A framework for rank identities -- With a view towards operator algebras

TL;DR

This paper develops a systematic framework for understanding and generalizing rank identities in rings, especially operator algebras, with applications to von Neumann algebras and related structures.

Contribution

It introduces the concept of ranked rings and provides algorithms to generate rank identities, extending classical rank relations to operator algebra contexts.

Findings

Established rank identities in finite von Neumann algebras

Characterized when sums of idempotents are idempotent in these algebras

Connected rank identities to polynomial and holomorphic function calculus

Abstract

For every square matrix $A$ over a field $\mathbb{K}$, we have the equality $\mathrm{rank}(A) + \mathrm{rank}(I-A) = \mathrm{rank}(I) + \mathrm{rank}(A-A^2)$ where $I$ denotes the identity matrix with the same dimensions as $A$. In this article, we start a program to systematically characterize and generalize such rank identities with a view towards applications to operator algebras. We initiate the study of so-called ranked rings (unital rings with a `rank-system'), the main examples of interest being finite von Neumann algebras, Murray-von Neumann algebras, and von Neumann rank-rings. In our framework, a field $\mathbb{K}$ may be viewed as a ranked ring with a $\mathbb{Z}^+$-valued rank-system consisting of the usual rank functions on $M_n(\mathbb{K})$ (for $n \in \mathbb{N})$ and serves as the motivating example.
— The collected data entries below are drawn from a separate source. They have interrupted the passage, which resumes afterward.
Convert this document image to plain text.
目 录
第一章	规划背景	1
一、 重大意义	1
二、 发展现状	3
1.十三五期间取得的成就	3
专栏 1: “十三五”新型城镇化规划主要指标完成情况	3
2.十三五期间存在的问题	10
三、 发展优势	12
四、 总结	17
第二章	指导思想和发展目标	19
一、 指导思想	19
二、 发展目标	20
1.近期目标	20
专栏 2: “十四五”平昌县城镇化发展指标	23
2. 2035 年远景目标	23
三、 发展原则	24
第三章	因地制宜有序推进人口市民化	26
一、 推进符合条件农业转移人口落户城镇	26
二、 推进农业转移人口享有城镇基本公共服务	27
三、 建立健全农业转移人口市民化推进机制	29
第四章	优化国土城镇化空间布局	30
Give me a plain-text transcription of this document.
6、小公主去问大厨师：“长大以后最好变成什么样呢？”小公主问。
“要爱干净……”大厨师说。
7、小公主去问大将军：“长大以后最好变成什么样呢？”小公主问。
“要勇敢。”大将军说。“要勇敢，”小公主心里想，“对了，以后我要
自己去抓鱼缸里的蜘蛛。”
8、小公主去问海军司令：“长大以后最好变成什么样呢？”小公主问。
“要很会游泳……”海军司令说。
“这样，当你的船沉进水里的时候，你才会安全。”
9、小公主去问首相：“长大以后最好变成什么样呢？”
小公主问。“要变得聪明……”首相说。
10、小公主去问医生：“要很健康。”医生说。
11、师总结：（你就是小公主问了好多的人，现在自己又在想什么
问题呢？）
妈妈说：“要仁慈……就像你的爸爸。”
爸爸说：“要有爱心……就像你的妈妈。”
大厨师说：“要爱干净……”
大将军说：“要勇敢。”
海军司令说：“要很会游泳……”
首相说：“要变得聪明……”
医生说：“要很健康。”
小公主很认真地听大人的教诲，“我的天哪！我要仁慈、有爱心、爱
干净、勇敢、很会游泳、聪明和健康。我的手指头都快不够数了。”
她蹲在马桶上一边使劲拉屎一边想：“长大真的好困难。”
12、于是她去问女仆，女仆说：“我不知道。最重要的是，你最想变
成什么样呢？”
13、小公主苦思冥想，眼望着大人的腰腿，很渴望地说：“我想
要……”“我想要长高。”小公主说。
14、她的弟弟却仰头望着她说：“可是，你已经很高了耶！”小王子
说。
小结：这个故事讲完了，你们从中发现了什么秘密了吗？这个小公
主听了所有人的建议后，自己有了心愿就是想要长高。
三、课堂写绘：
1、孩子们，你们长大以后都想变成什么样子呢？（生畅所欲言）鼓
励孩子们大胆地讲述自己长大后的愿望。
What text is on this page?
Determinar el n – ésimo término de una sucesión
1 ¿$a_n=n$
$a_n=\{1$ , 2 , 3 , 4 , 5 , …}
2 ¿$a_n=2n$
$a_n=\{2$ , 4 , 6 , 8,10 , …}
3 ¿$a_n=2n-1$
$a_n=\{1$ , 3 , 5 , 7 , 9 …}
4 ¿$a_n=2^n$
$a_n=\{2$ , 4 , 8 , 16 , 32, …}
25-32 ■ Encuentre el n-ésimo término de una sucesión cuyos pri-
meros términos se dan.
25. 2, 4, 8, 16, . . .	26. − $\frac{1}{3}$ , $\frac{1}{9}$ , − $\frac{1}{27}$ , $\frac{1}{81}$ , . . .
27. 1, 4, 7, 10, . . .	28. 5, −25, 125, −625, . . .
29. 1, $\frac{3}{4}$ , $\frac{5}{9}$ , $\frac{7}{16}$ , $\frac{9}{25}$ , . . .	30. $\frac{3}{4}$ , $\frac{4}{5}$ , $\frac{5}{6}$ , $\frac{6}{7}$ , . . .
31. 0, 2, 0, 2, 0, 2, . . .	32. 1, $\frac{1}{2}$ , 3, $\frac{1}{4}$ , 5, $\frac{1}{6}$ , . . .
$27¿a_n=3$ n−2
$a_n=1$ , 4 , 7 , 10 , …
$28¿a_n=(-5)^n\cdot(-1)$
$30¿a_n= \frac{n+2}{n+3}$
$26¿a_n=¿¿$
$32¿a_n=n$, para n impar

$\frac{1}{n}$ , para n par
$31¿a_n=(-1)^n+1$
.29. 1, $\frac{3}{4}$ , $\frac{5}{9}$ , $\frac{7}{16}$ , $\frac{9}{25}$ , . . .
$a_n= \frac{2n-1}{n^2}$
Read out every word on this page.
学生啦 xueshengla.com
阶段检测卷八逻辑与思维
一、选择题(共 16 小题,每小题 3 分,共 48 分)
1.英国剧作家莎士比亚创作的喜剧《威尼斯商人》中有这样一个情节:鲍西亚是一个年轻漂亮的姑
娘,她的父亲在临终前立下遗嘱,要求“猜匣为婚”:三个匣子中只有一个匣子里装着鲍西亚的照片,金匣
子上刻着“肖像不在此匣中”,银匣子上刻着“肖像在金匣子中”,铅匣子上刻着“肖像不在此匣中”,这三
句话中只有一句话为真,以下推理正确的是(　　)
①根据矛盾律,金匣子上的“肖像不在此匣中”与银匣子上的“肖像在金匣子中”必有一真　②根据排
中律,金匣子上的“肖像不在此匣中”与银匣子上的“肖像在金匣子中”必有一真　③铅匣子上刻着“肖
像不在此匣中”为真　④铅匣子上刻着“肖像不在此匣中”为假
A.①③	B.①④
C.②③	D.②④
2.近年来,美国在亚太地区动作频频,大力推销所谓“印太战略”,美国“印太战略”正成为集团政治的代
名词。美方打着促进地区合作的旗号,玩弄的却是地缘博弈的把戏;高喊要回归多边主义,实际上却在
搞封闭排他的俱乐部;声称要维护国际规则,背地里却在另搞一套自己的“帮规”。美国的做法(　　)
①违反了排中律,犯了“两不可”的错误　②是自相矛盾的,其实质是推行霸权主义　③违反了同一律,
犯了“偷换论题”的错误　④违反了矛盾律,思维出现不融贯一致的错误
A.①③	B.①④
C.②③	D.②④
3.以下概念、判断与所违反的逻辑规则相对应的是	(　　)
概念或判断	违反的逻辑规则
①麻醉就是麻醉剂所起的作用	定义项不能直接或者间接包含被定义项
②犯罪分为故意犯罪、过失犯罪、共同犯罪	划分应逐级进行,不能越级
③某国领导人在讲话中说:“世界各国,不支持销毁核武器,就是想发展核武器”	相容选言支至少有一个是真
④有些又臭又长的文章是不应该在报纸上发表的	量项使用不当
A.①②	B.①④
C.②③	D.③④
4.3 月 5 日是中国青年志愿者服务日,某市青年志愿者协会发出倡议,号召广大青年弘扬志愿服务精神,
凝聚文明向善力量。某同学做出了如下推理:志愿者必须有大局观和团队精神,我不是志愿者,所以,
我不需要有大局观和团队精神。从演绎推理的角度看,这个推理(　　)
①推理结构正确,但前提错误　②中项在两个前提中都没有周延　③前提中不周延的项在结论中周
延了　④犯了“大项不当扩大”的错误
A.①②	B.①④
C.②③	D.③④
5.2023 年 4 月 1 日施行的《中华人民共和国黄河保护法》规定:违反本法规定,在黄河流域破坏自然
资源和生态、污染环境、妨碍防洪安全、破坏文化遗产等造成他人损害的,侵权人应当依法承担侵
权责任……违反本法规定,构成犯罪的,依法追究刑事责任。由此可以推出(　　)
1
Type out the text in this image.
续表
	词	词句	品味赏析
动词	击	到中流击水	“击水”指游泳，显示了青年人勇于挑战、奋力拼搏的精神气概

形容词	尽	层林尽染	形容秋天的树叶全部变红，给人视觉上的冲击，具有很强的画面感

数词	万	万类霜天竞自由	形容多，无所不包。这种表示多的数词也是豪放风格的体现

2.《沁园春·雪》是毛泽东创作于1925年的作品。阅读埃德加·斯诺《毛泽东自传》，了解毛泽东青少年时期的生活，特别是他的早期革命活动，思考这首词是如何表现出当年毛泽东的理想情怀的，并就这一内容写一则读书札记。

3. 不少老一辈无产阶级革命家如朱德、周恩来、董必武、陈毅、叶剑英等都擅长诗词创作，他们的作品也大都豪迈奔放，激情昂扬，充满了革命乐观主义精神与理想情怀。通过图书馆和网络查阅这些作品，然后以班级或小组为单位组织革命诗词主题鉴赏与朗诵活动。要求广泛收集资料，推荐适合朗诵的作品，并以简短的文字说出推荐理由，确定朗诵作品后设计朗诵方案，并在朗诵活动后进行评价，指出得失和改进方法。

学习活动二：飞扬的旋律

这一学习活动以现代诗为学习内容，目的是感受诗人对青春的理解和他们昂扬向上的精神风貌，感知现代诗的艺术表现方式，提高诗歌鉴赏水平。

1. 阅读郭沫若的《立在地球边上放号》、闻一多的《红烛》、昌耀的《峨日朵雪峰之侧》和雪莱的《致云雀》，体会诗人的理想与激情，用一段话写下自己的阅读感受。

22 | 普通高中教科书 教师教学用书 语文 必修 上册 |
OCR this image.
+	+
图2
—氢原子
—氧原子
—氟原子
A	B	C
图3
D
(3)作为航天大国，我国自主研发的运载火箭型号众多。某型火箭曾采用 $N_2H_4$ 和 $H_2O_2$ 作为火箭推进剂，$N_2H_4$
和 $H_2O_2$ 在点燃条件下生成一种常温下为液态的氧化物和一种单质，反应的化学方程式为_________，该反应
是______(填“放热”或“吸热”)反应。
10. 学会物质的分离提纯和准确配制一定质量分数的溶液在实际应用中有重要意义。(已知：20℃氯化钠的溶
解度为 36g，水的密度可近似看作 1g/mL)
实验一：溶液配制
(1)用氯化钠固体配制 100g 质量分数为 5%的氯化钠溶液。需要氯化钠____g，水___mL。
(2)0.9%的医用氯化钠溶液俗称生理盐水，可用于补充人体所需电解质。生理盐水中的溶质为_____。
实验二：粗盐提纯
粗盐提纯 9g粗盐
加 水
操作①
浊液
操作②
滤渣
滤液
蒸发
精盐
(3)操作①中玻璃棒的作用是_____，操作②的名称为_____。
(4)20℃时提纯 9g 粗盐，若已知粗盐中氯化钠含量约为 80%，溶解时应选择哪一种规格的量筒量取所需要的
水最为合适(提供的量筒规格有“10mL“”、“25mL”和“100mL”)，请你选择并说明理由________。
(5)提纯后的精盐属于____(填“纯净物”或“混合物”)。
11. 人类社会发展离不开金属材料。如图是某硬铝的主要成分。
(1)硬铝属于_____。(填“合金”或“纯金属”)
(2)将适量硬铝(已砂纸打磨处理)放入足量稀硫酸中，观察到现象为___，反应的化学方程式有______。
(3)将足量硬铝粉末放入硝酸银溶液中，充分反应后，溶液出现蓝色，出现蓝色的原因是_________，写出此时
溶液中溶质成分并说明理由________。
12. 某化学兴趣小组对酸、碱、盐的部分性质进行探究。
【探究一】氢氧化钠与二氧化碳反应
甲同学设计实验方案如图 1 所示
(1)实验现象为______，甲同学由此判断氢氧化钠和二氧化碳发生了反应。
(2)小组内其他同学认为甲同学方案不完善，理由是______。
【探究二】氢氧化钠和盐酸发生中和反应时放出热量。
We show that a finite von Neumann algebra $\mathscr{R}$ with center $\mathscr{C}$ (and the corresponding Murray-von Neumann algebra $\mathscr{R}_{\textrm{aff}}$) may be endowed with a $\mathscr{C}^{+}$-valued rank-system, considering $\mathscr{C}^{+}$ as a commutative monoid with respect to operator addition. We give an algorithm to generate rank identities in ranked $\mathbb{K}$-algebras via the polynomial function calculus, and in ranked complex Banach algebras via the holomorphic function calculus. As an illustrative application, using these abstract rank identities we show that the sum of finitely many idempotents $e_1, \ldots, e_m$ in a finite von Neumann algebra is an idempotent if and only if they are mutually orthogonal, that is, $e_i e_j = \delta_{ij} e_i$ for $1 \le i, j \le m$. In contrast, this does not hold in general in the ring of bounded operators on an infinite-dimensional complex Hilbert space.